München/Hamburg. Der Aufsichtsrat der HSH Nordbank prüft nach Informationen der Süddeutschen Zeitung das Vorliegen von ausreichenden Gründen für eine fristlose Kündigung des ausscheidenden Vorstandschefs Dirk Jens Nonnenmacher. Falls ihm Verfehlungen nachweisbar seien, müsse eine solche Kündigung ausgesprochen werden, berichtete die Zeitung (Montagausgabe) vorab aus Aufsichtsratskreisen. Die »Art der Trennung von Nonnenmacher sei »noch offen«. Das Nachrichtenmagazin Focus hatte hingegen berichtet, ein Rauswurf des HSH-Chefs sei offenbar vom Tisch.

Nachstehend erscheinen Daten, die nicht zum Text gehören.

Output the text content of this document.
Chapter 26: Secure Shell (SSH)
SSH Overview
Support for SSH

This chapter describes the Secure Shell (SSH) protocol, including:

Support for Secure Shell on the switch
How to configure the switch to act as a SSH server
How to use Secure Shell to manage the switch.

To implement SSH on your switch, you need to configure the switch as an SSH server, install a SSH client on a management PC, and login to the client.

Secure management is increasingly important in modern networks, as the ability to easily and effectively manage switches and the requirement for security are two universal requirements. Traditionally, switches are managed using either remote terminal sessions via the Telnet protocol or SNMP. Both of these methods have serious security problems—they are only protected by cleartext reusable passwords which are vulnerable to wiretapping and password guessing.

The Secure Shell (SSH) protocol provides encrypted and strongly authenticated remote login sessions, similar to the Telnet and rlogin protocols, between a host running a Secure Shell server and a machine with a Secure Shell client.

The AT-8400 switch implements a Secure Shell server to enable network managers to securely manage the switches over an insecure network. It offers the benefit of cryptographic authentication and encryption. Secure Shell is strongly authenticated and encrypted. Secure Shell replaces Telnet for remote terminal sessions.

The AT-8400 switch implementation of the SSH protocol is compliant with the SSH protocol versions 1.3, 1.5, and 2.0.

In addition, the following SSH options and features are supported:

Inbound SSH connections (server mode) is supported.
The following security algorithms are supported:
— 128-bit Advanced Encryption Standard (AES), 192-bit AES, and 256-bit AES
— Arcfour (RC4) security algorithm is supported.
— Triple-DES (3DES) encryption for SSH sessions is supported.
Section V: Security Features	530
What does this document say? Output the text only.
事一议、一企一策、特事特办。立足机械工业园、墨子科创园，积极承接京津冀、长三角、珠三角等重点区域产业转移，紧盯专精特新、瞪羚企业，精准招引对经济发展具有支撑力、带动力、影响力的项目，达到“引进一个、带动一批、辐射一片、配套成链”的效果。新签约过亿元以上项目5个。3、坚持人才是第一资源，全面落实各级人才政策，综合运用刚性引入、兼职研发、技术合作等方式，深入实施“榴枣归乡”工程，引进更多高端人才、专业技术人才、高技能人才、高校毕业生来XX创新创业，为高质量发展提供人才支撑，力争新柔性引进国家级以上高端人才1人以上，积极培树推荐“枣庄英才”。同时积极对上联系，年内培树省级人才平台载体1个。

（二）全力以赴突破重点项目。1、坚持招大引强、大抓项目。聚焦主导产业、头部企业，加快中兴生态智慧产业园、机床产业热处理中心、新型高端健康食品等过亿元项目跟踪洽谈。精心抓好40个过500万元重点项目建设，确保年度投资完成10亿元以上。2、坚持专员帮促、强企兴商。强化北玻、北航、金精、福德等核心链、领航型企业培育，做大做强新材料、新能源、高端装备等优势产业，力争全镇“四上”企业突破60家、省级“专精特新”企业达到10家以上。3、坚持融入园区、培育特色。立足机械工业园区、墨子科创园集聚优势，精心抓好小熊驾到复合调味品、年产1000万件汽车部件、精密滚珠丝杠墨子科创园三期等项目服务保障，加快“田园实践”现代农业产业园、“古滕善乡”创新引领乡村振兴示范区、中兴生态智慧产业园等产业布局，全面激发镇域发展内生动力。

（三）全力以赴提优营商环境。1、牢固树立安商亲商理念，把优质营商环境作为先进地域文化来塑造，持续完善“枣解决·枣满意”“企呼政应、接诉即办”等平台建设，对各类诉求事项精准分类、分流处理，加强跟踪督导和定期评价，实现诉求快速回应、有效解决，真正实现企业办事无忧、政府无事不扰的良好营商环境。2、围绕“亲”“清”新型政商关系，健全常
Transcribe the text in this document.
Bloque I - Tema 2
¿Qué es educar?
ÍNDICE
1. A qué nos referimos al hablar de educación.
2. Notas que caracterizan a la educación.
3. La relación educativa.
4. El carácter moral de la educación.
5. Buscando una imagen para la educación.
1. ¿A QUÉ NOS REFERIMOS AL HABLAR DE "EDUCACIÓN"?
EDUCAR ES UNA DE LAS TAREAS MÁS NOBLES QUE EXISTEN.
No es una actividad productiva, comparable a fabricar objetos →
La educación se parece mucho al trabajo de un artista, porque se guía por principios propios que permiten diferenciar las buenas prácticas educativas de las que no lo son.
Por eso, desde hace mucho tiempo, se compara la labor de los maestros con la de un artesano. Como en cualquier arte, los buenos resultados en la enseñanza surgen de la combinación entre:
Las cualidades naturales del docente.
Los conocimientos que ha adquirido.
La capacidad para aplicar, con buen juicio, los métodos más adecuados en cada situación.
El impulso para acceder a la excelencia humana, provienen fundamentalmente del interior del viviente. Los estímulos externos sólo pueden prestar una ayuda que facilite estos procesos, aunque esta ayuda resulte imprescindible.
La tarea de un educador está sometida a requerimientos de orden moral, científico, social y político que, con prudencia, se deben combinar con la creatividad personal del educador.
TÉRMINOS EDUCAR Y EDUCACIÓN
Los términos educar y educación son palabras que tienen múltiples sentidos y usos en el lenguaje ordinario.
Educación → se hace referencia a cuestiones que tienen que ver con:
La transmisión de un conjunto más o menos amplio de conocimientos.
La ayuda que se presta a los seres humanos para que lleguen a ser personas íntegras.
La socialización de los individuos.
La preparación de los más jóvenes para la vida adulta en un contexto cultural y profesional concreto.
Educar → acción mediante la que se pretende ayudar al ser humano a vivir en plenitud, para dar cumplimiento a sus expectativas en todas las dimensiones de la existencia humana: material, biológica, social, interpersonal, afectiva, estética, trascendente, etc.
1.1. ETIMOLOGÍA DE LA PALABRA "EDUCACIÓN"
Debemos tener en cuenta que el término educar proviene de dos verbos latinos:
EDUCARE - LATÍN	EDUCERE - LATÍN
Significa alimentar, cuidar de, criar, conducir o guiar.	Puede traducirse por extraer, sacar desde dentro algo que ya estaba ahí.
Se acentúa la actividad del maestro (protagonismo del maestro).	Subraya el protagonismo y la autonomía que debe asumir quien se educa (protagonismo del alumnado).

Die Landesregierungen der Hauptanteilseigner Hamburg und Schleswig-Holstein hatten HSH-Aufsichtsratschef Hilmar Kopper vergangenen Dienstag aufgefordert, die notwendigen Schritte für eine Trennung von Nonnenmacher einzuleiten. Am Wochenende war laut Medienberichten aufgrund eines Briefes von Kopper an alle Mitglieder des Kontrollgremiums der Eindruck entstanden, eine Art »goldener Handschlag« für Nonnenmacher sei bereits beschlossen. Dieser Darstellung wurde sowohl in Regierungs- wie auch Aufsichtsratskreisen widersprochen.


(dapd/jW)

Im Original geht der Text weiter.